Como tantas otras películas actuales, seguramente reflejo de los tiempos que vivimos, Harvest da cuenta de un final de época. Por si fuera poco, aunque basada en una novela del inglés Jim Crace, está dirigida por una cineasta griega, Athina Rachel Sangari, responsable entre otras de la inquietante Attenberg (2010), en lo que supone otra alteración sustancial: como ocurrió con los nuevos cines de los años sesenta, también algunos directores y directoras del recambio generacional de principios de este siglo están abandonando el ámbito de la pequeña producción independiente para pasarse a la dirección de filmes económicamente más ambiciosos e integrados en la industria paneuropea. En el caso de Harvest, Sangari no abandona su gusto por la extravagancia fílmica, por el desconcierto narrativo, incluso por universos bizarros en los que la audiencia tarda en entrar, pero ahora integra todo eso en un relato con vocación épica que privilegia la inteligibilidad por encima de cualquier tentación experimental. Esta última sigue existiendo, por supuesto, pero sometida a un tipo de relato más convencional.

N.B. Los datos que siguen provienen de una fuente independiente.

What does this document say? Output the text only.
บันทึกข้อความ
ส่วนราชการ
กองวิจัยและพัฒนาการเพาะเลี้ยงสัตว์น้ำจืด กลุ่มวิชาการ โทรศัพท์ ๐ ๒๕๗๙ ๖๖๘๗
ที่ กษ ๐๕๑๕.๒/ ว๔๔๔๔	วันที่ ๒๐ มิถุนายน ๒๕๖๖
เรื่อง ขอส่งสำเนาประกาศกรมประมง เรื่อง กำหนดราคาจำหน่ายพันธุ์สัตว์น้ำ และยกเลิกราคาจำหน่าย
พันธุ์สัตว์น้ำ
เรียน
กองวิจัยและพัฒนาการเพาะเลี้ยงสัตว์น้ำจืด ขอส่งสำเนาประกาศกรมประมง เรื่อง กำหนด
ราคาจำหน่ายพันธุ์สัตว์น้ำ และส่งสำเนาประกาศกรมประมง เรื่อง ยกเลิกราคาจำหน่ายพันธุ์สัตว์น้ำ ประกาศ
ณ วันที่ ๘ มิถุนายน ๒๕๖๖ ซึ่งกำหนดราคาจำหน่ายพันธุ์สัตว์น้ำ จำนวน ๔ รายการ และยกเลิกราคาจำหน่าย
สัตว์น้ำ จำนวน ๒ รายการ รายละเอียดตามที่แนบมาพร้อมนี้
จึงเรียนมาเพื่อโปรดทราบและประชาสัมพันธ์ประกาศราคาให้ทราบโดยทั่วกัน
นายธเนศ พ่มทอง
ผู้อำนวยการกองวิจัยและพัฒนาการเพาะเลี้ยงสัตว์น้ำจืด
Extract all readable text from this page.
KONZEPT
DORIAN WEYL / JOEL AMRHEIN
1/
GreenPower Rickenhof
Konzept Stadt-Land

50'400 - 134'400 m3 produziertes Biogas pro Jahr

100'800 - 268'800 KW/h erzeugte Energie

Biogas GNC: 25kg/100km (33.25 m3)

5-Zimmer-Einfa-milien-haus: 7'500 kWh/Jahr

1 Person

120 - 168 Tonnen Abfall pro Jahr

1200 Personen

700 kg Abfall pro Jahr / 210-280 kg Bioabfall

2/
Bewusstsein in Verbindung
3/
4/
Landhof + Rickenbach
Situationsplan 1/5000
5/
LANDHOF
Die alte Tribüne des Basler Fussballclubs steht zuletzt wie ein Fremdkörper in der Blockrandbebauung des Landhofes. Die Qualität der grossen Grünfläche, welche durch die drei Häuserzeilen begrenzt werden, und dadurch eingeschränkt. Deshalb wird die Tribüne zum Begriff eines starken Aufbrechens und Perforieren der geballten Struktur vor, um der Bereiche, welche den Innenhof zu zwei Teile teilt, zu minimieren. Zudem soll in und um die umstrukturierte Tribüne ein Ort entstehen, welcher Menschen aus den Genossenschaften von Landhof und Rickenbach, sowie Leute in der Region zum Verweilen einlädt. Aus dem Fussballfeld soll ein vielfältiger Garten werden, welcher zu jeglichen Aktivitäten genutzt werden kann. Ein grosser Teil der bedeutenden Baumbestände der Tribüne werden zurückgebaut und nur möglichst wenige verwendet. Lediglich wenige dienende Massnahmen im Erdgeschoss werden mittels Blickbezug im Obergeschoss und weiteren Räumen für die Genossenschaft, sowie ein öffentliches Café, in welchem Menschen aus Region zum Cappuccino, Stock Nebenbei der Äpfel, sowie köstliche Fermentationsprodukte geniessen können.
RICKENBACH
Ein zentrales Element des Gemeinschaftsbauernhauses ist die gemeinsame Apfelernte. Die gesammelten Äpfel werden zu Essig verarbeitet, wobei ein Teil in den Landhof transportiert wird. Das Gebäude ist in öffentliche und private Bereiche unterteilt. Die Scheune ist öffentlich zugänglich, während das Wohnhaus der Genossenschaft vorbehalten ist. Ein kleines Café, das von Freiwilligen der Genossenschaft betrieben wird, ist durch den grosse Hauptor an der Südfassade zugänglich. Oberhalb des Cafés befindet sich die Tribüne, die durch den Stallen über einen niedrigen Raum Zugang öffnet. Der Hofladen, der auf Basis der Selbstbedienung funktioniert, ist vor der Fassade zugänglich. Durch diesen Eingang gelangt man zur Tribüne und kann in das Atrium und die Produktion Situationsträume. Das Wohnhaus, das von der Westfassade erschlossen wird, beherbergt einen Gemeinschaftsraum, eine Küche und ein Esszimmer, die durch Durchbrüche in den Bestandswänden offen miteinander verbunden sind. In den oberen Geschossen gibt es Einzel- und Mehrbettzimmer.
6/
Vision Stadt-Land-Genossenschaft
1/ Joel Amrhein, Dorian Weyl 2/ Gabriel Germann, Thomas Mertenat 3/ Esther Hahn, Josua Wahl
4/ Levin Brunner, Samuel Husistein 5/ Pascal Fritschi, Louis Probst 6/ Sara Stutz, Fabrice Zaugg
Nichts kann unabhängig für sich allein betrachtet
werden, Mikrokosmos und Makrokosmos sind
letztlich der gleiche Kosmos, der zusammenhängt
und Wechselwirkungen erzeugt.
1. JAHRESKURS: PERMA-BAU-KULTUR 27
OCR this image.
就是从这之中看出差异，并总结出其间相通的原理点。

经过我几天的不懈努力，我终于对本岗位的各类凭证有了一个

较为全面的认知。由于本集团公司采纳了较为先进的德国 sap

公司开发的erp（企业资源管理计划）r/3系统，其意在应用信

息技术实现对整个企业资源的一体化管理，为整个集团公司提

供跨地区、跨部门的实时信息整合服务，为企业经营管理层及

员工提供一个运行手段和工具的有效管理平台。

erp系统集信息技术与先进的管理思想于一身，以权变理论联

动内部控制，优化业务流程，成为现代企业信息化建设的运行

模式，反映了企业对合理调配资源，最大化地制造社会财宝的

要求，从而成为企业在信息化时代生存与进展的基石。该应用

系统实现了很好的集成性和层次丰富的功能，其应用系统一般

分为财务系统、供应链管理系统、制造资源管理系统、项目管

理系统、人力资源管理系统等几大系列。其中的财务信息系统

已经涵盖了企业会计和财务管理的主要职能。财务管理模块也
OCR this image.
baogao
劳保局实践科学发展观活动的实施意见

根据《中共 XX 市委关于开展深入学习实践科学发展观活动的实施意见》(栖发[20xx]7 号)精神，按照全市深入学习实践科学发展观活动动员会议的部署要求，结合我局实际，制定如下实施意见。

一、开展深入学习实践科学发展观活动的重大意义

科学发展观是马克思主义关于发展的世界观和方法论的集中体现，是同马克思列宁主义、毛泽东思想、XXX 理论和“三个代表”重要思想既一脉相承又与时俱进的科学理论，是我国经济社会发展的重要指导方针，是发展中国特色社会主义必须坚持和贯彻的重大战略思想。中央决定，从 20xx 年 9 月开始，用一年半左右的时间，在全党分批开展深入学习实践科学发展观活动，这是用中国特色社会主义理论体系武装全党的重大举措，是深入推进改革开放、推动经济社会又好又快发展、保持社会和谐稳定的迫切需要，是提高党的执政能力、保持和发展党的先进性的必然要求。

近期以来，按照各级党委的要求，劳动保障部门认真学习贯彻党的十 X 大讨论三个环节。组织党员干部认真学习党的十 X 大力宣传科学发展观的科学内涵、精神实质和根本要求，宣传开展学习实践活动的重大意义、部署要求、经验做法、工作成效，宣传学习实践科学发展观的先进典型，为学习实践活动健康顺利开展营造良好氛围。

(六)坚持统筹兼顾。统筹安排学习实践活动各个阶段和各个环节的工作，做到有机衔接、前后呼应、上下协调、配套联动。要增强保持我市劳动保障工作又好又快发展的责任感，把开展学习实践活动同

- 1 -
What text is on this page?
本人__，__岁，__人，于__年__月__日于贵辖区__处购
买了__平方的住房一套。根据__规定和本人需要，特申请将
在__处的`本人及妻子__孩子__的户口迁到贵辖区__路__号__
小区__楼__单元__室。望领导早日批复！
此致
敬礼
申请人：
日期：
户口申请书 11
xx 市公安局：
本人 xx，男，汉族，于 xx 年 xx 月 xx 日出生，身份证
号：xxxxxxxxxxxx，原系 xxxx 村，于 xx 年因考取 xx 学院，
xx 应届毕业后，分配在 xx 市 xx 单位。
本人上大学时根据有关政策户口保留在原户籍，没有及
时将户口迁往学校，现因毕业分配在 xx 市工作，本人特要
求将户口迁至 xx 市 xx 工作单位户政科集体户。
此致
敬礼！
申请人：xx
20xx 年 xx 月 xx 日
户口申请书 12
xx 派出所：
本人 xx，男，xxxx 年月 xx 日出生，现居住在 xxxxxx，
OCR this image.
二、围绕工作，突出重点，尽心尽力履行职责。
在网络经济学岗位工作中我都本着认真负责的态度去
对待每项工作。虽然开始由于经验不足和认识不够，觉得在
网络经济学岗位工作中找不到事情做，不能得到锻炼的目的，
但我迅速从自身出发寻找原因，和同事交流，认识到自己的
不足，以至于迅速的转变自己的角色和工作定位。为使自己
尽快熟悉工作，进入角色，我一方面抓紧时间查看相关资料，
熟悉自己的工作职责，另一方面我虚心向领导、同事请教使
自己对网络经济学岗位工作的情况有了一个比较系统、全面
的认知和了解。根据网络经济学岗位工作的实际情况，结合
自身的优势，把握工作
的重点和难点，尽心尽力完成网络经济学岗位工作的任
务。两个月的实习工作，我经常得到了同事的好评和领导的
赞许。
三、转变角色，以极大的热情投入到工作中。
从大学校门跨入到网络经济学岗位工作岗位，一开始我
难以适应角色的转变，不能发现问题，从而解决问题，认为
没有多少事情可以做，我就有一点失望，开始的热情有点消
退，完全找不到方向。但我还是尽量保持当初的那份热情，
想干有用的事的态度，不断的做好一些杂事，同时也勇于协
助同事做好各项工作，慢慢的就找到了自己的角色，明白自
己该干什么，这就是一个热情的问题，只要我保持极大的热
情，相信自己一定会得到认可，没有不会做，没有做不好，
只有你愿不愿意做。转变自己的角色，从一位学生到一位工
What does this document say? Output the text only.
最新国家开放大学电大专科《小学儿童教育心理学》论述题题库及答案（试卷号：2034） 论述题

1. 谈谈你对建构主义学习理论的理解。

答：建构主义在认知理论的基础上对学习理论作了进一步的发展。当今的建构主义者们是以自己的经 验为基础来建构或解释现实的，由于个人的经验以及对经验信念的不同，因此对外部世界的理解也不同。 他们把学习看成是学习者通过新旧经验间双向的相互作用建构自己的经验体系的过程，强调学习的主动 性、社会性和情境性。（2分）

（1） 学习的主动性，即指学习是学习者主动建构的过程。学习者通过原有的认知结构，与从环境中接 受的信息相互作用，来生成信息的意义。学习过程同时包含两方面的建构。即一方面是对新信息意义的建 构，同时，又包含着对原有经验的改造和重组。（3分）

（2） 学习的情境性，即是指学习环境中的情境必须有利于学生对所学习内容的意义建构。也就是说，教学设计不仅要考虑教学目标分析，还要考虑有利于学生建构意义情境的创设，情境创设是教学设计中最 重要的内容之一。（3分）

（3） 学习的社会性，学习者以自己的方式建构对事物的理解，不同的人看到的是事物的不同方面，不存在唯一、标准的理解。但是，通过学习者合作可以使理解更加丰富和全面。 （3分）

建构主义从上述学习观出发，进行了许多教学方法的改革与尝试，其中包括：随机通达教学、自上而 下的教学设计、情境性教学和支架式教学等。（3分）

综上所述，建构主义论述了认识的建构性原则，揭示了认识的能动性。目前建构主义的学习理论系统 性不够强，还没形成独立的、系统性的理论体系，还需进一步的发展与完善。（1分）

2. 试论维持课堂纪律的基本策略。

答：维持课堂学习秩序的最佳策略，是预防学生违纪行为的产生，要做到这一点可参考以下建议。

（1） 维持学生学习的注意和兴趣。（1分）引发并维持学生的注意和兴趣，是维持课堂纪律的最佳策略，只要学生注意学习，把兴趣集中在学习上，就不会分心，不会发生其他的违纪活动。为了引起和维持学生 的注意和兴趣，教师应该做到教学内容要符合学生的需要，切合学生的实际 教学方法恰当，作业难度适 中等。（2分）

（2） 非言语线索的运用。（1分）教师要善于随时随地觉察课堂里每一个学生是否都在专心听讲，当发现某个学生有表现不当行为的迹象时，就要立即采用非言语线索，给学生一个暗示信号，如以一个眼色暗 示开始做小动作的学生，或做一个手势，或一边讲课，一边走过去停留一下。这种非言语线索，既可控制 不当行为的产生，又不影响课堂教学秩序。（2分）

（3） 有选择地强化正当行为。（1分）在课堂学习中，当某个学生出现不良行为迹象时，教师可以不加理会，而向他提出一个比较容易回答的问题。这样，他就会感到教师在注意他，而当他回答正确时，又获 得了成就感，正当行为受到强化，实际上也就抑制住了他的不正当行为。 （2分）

Harvest, en este sentido, empieza casi como si se tratara de un film de Terrence Malick, en parte gracias a la prodigiosa fotografía de Sean Price Williams –director de una de las mejores películas del año pasado, The Sweet East, también vista en Seminci–, en parte por el montaje descoyuntado que utiliza Sangari. Poco a poco, sin embargo, esta vocación impresionista se ve sustituida por otra más bien novelesca, dedicada a narrar una historia colectiva: aunque en ningún momento se especifica la época o el lugar en los que transcurre el film, estamos en el momento en que un cierto protocapitalismo adquiere fuerza y aniquila culturas, en este caso la de una pequeña población, con sus costumbres y ritos, que se ve obligada a ceder ante un cambio de gobierno local que la sume en la catástrofe. Todo ello está narrado desde el punto de vista de un personaje masculino insólito por débil y apocado, un viudo desconsolado que vaga por el pueblo enfrentándose pasivamente a los cambios, sobre todo gracias a su relación privilegiada con el antiguo señor del lugar. Y también a su amistad con un cartógrafo que ha ido a parar al mismo lugar, dedicado a trazar el mapa que acabará con todo. Pues lo dice el protagonista: cuando un lugar adquiere un nombre, empieza a desaparecer. Esta idea hermosa, sin embargo, tan cinematográfica –también todo aquello que es filmado sustituye a la realidad por su imagen–, se deja de lado en el film para ceder el paso a instancias más tópicas, a escenas progresivamente banales que acaban cayendo en una épica rutinaria, por mucho que Sangari quiera distinguirse por su tratamiento de la imagen. Y entonces ocurre todo lo contrario: Harvest acumula tantas imágenes, abusa hasta tal punto de difuminados y contraluces, que finalmente se transforma en su propio álbum de fotos. Lo que empieza como una versión ampliada de la tendencia a lo conceptual de Sangari en sus filmes anteriores, de Attenberg a Chevalier (2015), termina en su vulgarización.